Entity Labelling
[June 2024 update: The training of the models used in the skills extraction algorithm is now done using code from the ojd_daps_language_models Github repo. Read more up to date information about the process and metrics there.]
To extract skills from job adverts we took an approach of training a named entity recognition (NER) model to predict which parts of job adverts were skills ("skill entities"), which were experiences ("experience entities") and which were job benefits ("benefit entities").
To train the NER model we needed labelled data. First we created a random sample of job adverts and got them into a form needed for labelling using Label Studio and also Prodigy.

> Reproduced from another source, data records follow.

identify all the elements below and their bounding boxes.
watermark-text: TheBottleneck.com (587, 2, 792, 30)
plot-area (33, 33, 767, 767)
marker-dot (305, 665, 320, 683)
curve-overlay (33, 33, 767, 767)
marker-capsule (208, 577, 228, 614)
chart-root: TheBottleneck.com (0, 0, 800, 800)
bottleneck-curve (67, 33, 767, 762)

There are 4 entity labels in our training data:
SKILL
MULTISKILL
EXPERIENCE
BENEFIT
The user interface for the labelling task in label-studio looks like:
We tried our best to label from the start to end of each individual skill, starting at the verb (if given):
Sometimes it wasn't easy to label individual skills, for example an earlier part of the sentence might be needed to define the later part. An example of this is "Working in a team and on an individual basis" - we could label "Working in a team" as a single skill, but "on an individual basis" makes no sense without the "Working" word. In these situations we labelled the whole span as multi skills:
Sometimes there were no entities to label:
EXPERIENCE
labels will often be followed by the word "experience" e.g. "insurance experience", and we included some qualifications as experience, e.g. "Electrical qualifications".
Training dataset
For the current NER model (20230808), 8971 entities in 500 job adverts from our dataset of job adverts were labelled; 443 are multiskill, 7313 are skill, 852 were experience entities, and 363 were benefit entities. 20% of the labelled entities were held out as a test set to evaluate the models.